The purpose of this post is to serve as a quick warning to Gator fans: we’re on the right track, but we haven’t really proven anything- good or bad- yet.
How can you make anything of an offense that scored 65 (OK, 58 plus a pick six) on a defense that was the sixth worst in the FBS last year? How can you assess the Gators’ line blocking well for Jeff Driskel against a team that was in the bottom 10% nationally last year in sacks? What is there to learn from Andre Debose breaking thousands of tackles and nearly scoring on a punt return against a highly undisciplined special teams unit that broke their lanes within seconds of the ball leaving the punter’s foot?
The defense, as always, was ferocious. The front seven set up camp in the EMU backfield, forcing several mistakes from the Eagles’ various QB’s. Past experience tells me that Will Muschamp’s defenses are always going to to be great. But shutting out an anemic Eastern Kentucky team that finished dead last in the MAC last year in total offense isn’t a point I would be so quick to bring up in a debate about the Gators’ defense.

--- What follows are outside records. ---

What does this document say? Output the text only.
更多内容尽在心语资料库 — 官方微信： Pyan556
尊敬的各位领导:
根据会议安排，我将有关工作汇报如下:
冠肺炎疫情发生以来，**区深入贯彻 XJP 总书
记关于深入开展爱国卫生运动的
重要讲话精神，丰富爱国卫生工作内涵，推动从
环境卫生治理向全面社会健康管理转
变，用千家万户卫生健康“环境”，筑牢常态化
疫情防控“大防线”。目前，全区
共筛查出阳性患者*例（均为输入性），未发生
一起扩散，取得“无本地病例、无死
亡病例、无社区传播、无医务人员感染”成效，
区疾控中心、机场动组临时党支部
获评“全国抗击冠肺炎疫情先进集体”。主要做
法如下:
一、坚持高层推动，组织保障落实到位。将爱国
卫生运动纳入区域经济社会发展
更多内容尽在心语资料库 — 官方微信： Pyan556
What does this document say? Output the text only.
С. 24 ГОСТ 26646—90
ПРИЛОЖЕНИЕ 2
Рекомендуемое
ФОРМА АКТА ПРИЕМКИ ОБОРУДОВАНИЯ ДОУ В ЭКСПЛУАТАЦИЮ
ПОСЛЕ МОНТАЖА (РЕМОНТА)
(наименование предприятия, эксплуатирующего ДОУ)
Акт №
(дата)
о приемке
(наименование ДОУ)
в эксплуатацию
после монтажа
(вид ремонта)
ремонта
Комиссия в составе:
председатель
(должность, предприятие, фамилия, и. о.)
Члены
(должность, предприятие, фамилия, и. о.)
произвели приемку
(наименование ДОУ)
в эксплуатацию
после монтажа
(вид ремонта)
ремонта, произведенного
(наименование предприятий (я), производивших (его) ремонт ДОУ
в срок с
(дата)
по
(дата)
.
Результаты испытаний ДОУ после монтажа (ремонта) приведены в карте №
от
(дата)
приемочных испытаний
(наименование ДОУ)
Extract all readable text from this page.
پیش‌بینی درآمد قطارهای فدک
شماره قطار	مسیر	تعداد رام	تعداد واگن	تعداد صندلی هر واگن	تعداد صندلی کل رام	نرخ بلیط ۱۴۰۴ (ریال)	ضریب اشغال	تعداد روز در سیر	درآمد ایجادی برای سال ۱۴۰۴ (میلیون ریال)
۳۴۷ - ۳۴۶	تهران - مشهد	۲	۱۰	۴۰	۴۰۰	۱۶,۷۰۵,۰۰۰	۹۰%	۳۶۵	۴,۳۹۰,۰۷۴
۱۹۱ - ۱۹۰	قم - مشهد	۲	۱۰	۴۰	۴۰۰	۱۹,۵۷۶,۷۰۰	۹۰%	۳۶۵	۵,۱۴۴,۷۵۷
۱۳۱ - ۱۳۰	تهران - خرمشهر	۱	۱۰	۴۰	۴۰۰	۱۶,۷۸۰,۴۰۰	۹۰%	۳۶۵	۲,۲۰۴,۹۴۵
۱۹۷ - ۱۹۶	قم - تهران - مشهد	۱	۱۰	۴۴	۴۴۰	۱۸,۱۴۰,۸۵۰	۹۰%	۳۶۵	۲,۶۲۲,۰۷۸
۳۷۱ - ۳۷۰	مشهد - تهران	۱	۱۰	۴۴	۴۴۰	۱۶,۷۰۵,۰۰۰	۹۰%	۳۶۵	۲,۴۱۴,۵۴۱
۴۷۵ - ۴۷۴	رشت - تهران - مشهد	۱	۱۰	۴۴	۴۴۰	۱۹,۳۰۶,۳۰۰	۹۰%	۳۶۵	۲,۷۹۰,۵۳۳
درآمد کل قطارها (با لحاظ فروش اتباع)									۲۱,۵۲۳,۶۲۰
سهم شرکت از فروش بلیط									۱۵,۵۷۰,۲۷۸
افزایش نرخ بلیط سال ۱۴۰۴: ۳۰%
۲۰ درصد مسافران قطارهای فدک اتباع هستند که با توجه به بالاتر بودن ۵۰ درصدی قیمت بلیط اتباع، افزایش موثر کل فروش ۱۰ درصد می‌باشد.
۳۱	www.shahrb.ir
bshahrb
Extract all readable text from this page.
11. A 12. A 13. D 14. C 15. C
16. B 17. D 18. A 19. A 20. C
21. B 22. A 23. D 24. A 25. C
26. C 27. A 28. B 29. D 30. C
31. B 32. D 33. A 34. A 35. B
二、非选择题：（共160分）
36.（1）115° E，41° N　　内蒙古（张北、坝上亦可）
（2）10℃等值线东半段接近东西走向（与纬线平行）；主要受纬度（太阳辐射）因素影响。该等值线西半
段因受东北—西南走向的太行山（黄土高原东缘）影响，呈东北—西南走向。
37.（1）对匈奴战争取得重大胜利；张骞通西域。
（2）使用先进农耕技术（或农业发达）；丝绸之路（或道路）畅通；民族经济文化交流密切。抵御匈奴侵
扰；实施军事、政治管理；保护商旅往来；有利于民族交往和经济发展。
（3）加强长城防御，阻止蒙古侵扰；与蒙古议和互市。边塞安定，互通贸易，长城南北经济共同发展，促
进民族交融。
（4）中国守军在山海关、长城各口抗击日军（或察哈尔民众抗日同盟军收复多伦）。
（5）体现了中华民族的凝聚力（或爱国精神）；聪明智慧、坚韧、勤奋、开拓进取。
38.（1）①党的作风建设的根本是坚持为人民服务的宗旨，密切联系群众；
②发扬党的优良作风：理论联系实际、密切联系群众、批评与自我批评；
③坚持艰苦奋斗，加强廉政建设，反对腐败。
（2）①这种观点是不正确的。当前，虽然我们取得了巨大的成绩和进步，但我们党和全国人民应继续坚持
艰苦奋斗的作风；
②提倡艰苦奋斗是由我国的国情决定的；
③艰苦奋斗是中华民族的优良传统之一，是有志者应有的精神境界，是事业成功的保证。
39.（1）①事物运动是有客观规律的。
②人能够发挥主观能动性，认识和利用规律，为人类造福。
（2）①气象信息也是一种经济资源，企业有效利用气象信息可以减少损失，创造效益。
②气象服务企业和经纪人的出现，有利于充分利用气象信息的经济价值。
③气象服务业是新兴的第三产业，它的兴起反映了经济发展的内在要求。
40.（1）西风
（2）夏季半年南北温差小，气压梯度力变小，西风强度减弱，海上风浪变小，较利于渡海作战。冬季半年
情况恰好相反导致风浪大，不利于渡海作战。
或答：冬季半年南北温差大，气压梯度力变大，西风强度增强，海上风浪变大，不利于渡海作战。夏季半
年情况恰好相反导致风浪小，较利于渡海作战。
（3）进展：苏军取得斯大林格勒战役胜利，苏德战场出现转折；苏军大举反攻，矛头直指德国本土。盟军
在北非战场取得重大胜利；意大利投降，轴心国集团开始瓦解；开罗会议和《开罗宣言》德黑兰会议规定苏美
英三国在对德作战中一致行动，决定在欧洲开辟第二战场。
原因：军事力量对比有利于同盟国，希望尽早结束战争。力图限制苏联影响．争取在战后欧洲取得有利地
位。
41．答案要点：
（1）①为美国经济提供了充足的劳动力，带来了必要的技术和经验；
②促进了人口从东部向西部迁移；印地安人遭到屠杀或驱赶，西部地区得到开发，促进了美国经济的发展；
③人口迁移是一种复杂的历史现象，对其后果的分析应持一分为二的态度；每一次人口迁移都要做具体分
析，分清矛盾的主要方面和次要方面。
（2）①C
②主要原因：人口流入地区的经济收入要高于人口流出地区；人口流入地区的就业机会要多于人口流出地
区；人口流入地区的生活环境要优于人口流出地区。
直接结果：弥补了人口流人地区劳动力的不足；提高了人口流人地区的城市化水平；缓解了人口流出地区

So it’s really impossible to tell where this team is right now. They looked good, and it felt good to explode on the scoreboard, but lose back to back games against Alabama and Tennessee and suddenly, the 65-0 score is erased from our memories. This team will not be defined by its season opening performance (duh), which is why we as fans shouldn’t put too much stock into it and celebrate it more than we do any other win over a team we pay big money to come take a beating. Let’s wait until we win more games.
Having said that, we’re probably not going to learn too much about our team from the Kentucky game, either. As I’ve said before, Kentucky is a football team’s drug. The Cats have scored a grand total of 29 points in their last five visits to the Swamp (to the Gators’ 195 in those same five games). That’s not to say Florida isn’t going to have a better season, but beating a toothless Wildcat team for the 28th straight time isn’t proving anything, either.
So we won a game, which is great. Several new Gators, such as Duke Dawson, Treon Harris and Brandon Powell, got their feet wet in the Swamp, which is really great. But we have no real data to judge this team by. Not yet.